My pitch was earnest and honest: As the crisis began to bleed rural Americans’ profit and hope, government would be forced to take a more active role in everyday decision-making with programs like new farm loan guarantees, rural bank bailouts, more farm program payments, and increased assistance for about-to-be-hammered rural communities.
My boss, a reliably cautious man, pondered the request for a week, then said no. His reasoning was straightforward and unforgettable: Congress, he explained, wasn't interested in expanding government's role in U.S. agriculture and neither were U.S. farmers.
So, he concluded, I wouldn't be needed to cover that "big" story because it was going to be a big non-story.
Not his best decision. A quick, back of the envelope calculation shows that direct farm program payments made to U.S. farmers since that 1981 non-story have totaled, in nominal (not inflation-indexed) dollars, somewhere between $585 and $600 billion.
Indirect support payments — like federal subsidies to crop insurance companies, "export enhancement" programs, decades-long import tariffs on commodities like ethanol and sugar, and any other of the now 150 U.S. Department of Agriculture-administered "farm" programs — have added hundreds of billions more.
This generation-by-generation growth is almost perfectly displayed this year. According to USDA's own forecast, direct federal farm support will hit $42.4 billion in 2025, a 354 percent increase over 2024's $9.3 billion. Only 2020's $45.6 billion, the last time U.S. agriculture faced Trump Administration-imposed trade tariffs, was larger.
Perhaps most surprising, 2025's total net farm income, forecast at $180 billion, will be just $2 billion under 2022's record net farm income of $182 billion. Interestingly, government farm payments that year were $27 billion less than this year's near-record amount.
Farmers and ranchers aren't the only ones watching this heavily-lobbied Congress send a river of taxpayer money to farmers.
Big agbiz firms have an abiding interest in seeing steady-to-rising U.S. farm income and steady-to-rising government payments. For example, Deere & Co.'s share prices soared from $418 on Jan. 2 to $514 on June 23, a remarkable 21 percent leap while the overall general stock market and most ag commodity markets have hovered on either side of flat over the same six-month period.
Government, of course, has dozens of ways to indirectly impact ag markets. Two weeks ago, farmers and agbiz anxiously awaited word on how much biofuel production the Trump Administration — no friend of biofuels in the past–would mandate for 2026. Their fears, however, were sent packing by completely unforeseen good news.
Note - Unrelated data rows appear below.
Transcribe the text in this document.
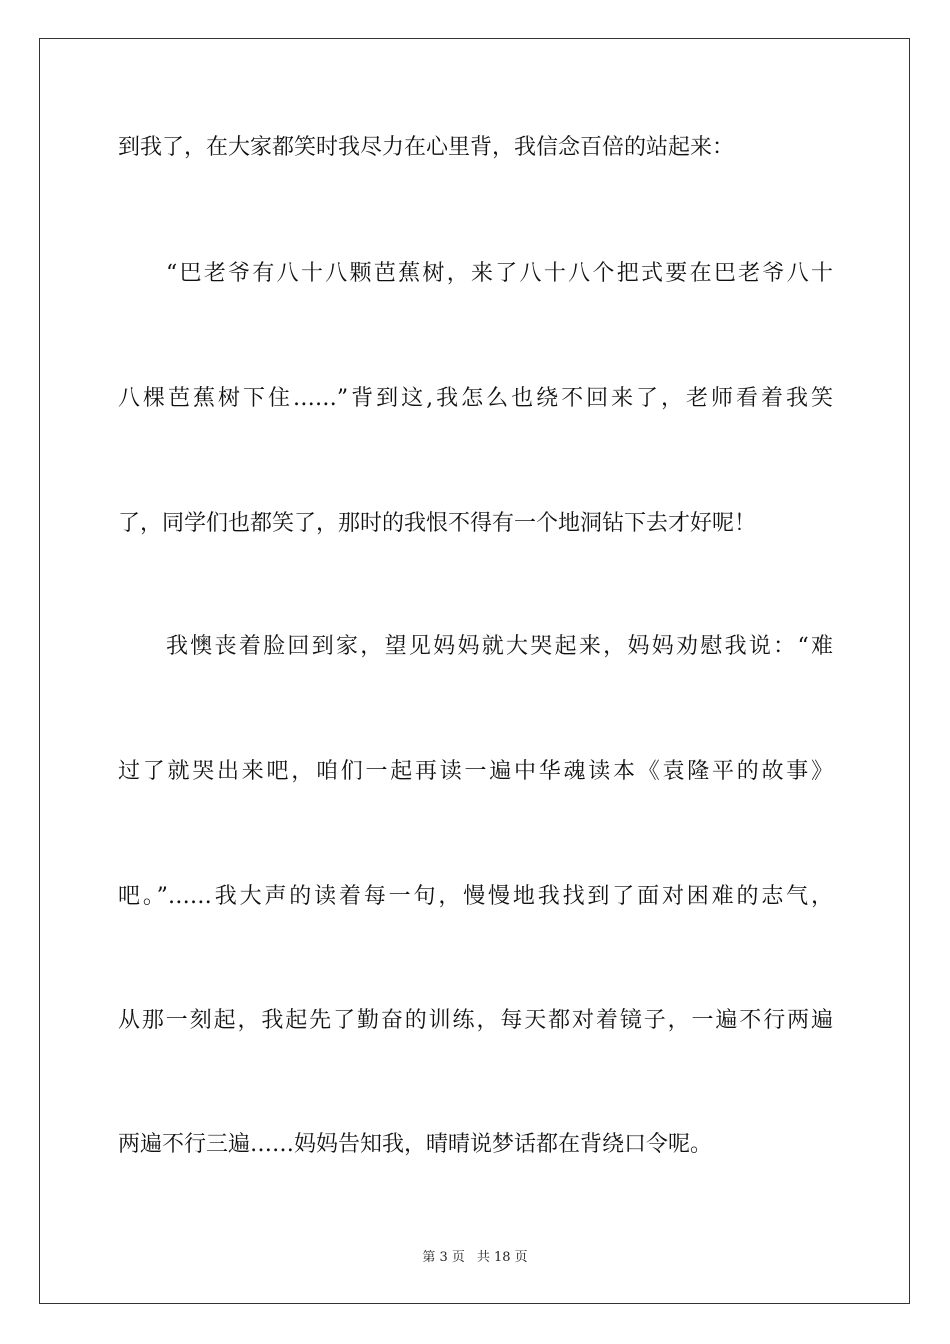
到我了，在大家都笑时我尽力在心里背，我信念百倍的站起来：
“巴老爷有八十八颗芭蕉树，来了八十八个把式要在巴老爷八十
八棵芭蕉树下住……”背到这,我怎么也绕不回来了，老师看着我笑
了，同学们也都笑了，那时的我恨不得有一个地洞钻下去才好呢！
我懊丧着脸回到家，望见妈妈就大哭起来，妈妈劝慰我说：“难
过了就哭出来吧，咱们一起再读一遍中华魂读本《袁隆平的故事》
吧。”……我大声的读着每一句，慢慢地我找到了面对困难的志气，
从那一刻起，我起先了勤奋的训练，每天都对着镜子，一遍不行两遍
两遍不行三遍……妈妈告知我，晴晴说梦话都在背绕口令呢。
第 3 页 共 18 页
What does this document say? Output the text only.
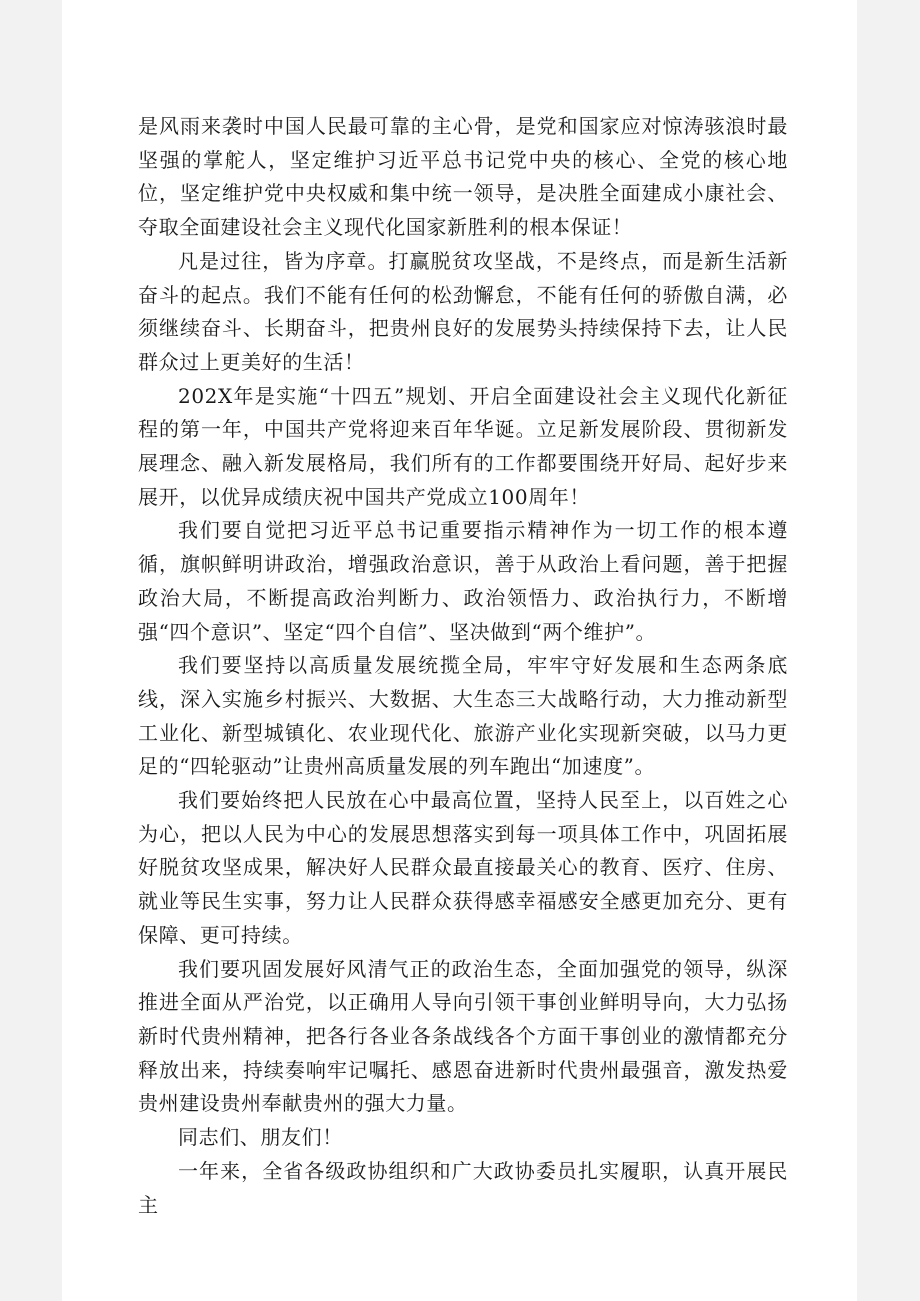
是风雨来袭时中国人民最可靠的主心骨，是党和国家应对惊涛骇浪时最坚强的掌舵人，坚定维护习近平总书记党中央的核心、全党的核心地位，坚定维护党中央权威和集中统一领导，是决胜全面建成小康社会、夺取全面建设社会主义现代化国家新胜利的根本保证！

凡是过往，皆为序章。打赢脱贫攻坚战，不是终点，而是新生活新奋斗的起点。我们不能有任何的松劲懈怠，不能有任何的骄傲自满，必须继续奋斗、长期奋斗，把贵州良好的发展势头持续保持下去，让人民群众过上更美好的生活！

202X年是实施“十四五”规划、开启全面建设社会主义现代化新征程的第一年，中国共产党将迎来百年华诞。立足新发展阶段、贯彻新发展理念、融入新发展格局，我们所有的工作都要围绕开好局、起好步来展开，以优异成绩庆祝中国共产党成立100周年！

我们要自觉把习近平总书记重要指示精神作为一切工作的根本遵循，旗帜鲜明讲政治，增强政治意识，善于从政治上看问题，善于把握政治大局，不断提高政治判断力、政治领悟力、政治执行力，不断增强“四个意识”、坚定“四个自信”、坚决做到“两个维护”。

我们要坚持以高质量发展统揽全局，牢牢守好发展和生态两条底线，深入实施乡村振兴、大数据、大生态三大战略行动，大力推动新型工业化、新型城镇化、农业现代化、旅游产业化实现新突破，以马力更足的“四轮驱动”让贵州高质量发展的列车跑出“加速度”。

我们要始终把人民放在心中最高位置，坚持人民至上，以百姓之心为心，把以人民为中心的发展思想落实到每一项具体工作中，巩固拓展好脱贫攻坚成果，解决好人民群众最直接最关心的教育、医疗、住房、就业等民生实事，努力让人民群众获得感幸福感安全感更加充分、更有保障、更可持续。

我们要巩固发展好风清气正的政治生态，全面加强党的领导，纵深推进全面从严治党，以正确用人导向引领干事创业鲜明导向，大力弘扬新时代贵州精神，把各行各业各条战线各个方面干事创业的激情都充分释放出来，持续奏响牢记嘱托、感恩奋进新时代贵州最强音，激发热爱贵州建设贵州奉献贵州的强大力量。

同志们、朋友们！

一年来，全省各级政协组织和广大政协委员扎实履职，认真开展民主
"In a move that surprised biofuel industry analysts and sent soybean prices skyrocketing by 25 cents" — it was a modest, two percent ride skyward — "the (EPA) announced… its highest ever volume requirements for American grown biofuels in the Renewable Fuels Standard," explained the Michigan Farm Bureau.
So, just like that, U.S. farmers now have another big, beautiful — and centrally planned — government program to continue to produce billions of bushels of corn and soy feedstock for biofuels that are, at best, debatably "green" and, and worst, not even necessary.
As such, it's well-past time we call these ever larger, ever more costly transfer payment schemes to farmers — and the handful of the rural industrialists and multi-generational, corporate “family farms” who capture the vast majority of them — by their proper name: rural industrial policy.
Or, if you prefer, ag policy with lipstick.
The Farm and Food File is published weekly throughout the U.S. and Canada. Past columns, recommended reading, and contact information are posted at farmandfoodfile.com.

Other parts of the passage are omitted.